Mężczyzna wykonał polecenie, a stary położył ciało chłopca na piasku. Onieśmielony wartownik podbiegł do stróżówki, sięgnął po papier i pisadło, wrócił do starego, który napisał imię i nazwisko. Zerwał się wiatr zagłuszając kilka zdań, które wymienili.
- Jeszcze data proszę pana – pouczył go mężczyzna. Stary podniósł okrągłe binokle i we wskazanym miejscu wpisał: 29 sierpnia 1918 rok, po czym przyklęknął przy chłopcu i cicho powiedział:
- Trzymaj się – wstał, włożył wartownikowi do kieszeni płaszcza plik banknotów, wsiadł do dorożki i w pośpiechu odjechał.
Wartownik stał przez chwilę jak sparaliżowany. Kilka razy spojrzał za oddalającym się powozem, po czym pochylił się nad leżącym chłopcem, odgarnął róg koca, którą przykryta była twarz.
Otwarte oczy wpatrywały się w niego. Chłopiec mógł mieć piętnaście, może szesnaście lat. Miał gładką skórę, krótki nos i wąskie usta”.
„Ferro Voo Geo”, rozdział 2. Fragment.

wtorek, 3 sierpnia 2010

Tego będę szukał...

Nie dałem niektórym szans, by wszystko od razu zrozumieć, ale proszę mi wierzyć, że nie jestem w stanie za każdym razem, czy tygodniem od początku tłumaczyć od podstaw zakamarków tej historii. Ja naprawdę się sam w tym momentami gubię. Może nie z powodu faktów czy linii faktograficznej (co było, co nie było) ale z powodów chronologii tych zdarzeń, które postępowały po wybudzeniu dzieci. Blog ten powstał przede wszystkim, by zawrzeć informacje, które nie miały szans znaleźć się w książce z powodów i tak – nadmiaru wątków. I po drugie, ten blog powstał, by na bieżąco śledzić to, co można z tej tajemnicy jeszcze wyciągnąć na światło dzienne. Pisząc, czy raczej składając „Woodward’a” wierzyłem, że napisanie kolejnych dwóch tomów zakończy wszystkie wątki i rozwikłane zostaną wszystkie tajemnice. Teraz już wiem, że tak nie jest i tak łatwo nie pójdzie. Wyznaczony termin wydania drugiego tomu, czyli „Syna Bobera” na ten rok jest nierealny. Przede wszystkim z powodu tego, że zmienia się to, co wiedziałem o tej historii. Zmienia się przede wszystkim motyw działania Bobera Banarego. Mam już naprawdę dosyć szukania śladów jego życia. Mam dosyć śledzenia tego, co raportuje w sądzie jego syn. Za dużo czasu straciłem na wątek Brijuński. Ponad trzy miesiące pracy mojej, pani Agnieszki Stasiak i pani Oli Łustaborowicz poszły na marne. Nie dowiedziałem się, po co na tej wyspie był Banary:

http://roczniak.blogspot.com/2010/03/nie-jestem-w-stanie-w-to-uwierzyc.html

Nie dowiedziałem się, co spowodowało, że Banary, (pacjent a później lekarz Cromwell House) wyjeżdża na południe na wyspy Brijunii. Wiem co tam widzi. Wiem, co go tam spotyka. Dlaczego po jego wyjeździe, młodszy syn Kupelwisera popełnia samobójstwo…?

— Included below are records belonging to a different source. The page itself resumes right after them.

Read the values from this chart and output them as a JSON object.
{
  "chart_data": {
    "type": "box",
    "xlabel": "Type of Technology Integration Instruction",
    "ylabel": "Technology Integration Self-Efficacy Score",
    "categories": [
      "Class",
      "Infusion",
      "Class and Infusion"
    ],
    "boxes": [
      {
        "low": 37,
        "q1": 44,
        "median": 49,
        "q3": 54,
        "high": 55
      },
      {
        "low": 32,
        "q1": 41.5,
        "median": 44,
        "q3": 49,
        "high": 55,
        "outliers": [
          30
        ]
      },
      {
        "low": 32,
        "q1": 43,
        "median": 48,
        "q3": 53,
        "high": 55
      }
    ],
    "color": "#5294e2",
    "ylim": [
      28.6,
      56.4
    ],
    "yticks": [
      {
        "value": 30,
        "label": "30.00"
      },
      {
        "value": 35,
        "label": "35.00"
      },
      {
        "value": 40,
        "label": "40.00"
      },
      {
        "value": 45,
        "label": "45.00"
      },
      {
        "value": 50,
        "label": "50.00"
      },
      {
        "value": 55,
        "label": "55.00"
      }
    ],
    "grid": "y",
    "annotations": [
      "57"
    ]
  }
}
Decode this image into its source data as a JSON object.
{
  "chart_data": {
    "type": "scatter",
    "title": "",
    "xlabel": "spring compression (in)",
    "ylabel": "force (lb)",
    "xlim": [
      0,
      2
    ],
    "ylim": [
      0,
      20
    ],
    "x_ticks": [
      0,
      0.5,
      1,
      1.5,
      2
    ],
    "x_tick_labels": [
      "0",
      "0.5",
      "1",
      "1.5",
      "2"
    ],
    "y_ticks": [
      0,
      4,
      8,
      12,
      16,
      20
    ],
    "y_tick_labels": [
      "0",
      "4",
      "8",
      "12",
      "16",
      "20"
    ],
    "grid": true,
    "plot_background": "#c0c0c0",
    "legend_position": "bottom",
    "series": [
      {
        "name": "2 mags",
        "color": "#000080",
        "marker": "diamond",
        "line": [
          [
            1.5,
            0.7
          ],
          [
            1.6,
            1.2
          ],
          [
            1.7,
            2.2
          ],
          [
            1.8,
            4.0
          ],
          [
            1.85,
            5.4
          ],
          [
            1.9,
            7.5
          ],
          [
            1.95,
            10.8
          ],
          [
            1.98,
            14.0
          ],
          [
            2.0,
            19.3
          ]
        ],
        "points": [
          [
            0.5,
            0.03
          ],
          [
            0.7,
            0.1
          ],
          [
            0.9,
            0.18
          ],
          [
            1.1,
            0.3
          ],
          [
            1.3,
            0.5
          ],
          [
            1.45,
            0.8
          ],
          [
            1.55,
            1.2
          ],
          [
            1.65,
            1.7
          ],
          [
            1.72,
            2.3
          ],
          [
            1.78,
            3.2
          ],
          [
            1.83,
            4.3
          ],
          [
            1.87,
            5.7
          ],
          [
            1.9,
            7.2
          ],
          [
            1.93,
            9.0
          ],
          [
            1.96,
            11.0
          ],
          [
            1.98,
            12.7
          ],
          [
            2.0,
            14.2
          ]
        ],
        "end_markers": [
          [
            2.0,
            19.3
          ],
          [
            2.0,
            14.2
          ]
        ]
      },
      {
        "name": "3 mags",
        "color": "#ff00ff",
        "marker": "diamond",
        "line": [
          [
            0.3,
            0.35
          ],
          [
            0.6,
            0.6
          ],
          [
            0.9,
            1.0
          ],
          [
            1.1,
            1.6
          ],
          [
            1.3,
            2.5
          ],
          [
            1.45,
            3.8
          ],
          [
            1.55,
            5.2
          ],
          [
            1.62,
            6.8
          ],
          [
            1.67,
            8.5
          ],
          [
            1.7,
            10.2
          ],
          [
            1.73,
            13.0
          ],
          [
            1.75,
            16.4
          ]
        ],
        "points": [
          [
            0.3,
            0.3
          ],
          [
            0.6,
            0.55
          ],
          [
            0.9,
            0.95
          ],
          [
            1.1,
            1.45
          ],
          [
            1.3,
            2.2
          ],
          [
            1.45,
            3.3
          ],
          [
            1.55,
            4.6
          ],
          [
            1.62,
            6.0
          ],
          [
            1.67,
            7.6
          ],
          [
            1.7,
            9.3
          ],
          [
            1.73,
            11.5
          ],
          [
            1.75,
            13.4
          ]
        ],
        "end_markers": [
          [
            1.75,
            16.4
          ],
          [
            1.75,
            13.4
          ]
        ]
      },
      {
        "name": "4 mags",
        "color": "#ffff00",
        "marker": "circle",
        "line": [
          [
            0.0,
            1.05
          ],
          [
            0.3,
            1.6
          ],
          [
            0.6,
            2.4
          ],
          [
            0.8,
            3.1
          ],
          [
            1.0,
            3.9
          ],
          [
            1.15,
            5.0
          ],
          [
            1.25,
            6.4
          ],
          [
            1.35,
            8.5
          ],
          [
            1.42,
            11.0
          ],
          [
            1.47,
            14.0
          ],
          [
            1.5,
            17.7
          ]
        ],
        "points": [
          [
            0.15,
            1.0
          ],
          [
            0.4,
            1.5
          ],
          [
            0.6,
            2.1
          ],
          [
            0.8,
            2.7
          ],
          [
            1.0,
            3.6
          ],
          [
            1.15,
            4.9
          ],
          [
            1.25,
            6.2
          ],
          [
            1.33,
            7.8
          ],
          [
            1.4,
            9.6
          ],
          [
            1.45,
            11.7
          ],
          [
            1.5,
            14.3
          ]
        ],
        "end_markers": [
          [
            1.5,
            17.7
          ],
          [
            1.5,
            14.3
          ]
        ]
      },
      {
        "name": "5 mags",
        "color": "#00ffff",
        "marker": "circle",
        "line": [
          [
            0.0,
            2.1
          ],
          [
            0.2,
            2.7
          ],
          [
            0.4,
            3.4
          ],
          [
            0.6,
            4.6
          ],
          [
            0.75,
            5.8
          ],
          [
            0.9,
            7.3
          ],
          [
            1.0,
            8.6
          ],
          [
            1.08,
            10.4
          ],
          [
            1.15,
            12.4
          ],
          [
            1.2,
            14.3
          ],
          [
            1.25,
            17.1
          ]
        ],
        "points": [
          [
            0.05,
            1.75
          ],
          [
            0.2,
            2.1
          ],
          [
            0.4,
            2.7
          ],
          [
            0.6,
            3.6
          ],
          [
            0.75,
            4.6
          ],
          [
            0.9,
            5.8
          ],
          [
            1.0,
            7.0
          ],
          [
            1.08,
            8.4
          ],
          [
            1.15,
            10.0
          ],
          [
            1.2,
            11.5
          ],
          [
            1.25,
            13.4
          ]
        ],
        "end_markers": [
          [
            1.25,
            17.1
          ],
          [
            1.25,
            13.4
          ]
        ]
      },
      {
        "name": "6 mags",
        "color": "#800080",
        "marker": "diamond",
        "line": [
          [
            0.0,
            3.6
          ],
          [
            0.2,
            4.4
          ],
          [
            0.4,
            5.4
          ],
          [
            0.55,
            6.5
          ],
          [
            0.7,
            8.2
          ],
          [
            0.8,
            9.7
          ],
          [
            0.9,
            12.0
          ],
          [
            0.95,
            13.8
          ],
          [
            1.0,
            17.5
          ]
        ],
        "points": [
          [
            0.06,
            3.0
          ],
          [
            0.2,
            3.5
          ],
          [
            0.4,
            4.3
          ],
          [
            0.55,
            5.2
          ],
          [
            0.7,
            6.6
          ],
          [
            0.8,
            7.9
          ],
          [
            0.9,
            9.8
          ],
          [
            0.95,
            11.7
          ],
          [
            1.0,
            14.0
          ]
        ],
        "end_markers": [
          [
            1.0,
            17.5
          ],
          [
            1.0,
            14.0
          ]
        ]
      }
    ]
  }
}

http://www.economypoint.org/p/paul-kupelwieser.html

Nie wiem nadal, dlaczego Pash przyjechał stamtąd do Londynu. Dlaczego Banary przed swym samobójstwem napisał list do syna Andrew Pash’a, którego nigdy nie widział. Nigdy. Nie potwierdziłem, czy na pewno matką Pash’a była jedna z sióstr szpitala, niejaka Lisa Mcburry.
Teraz działam chaotycznie. Nie analizuję dat, ani faktów. Szukam odpowiedzi na pytania o transedencję. O motyw. O motyw tych wszystkich ludzi, zamieszanych w nękanie dzieci podczas śpiączek. To mnie interesuje. Nie chcę wiedzieć już tego, czy Pash znał dziennikarza Stewerta Rush’a. Chcę wiedzieć, co opętało tych, którzy poddali się tej niespotykanej kaście, czy może sekcie, a może wierze w nadprzyrodzone zdolności długowieczności… Tego będę szukał i o tym napiszę. Wiem, że nie sprostam wymaganiom tych, którzy chcą kryminału. Niestety nie interesuje mnie to już. Chcę wiedzieć, co zrobił Banary, że dotarł do ich umysłów, bez względu na to, czy będziemy to nazywać Krainą czy może Czyśćcem.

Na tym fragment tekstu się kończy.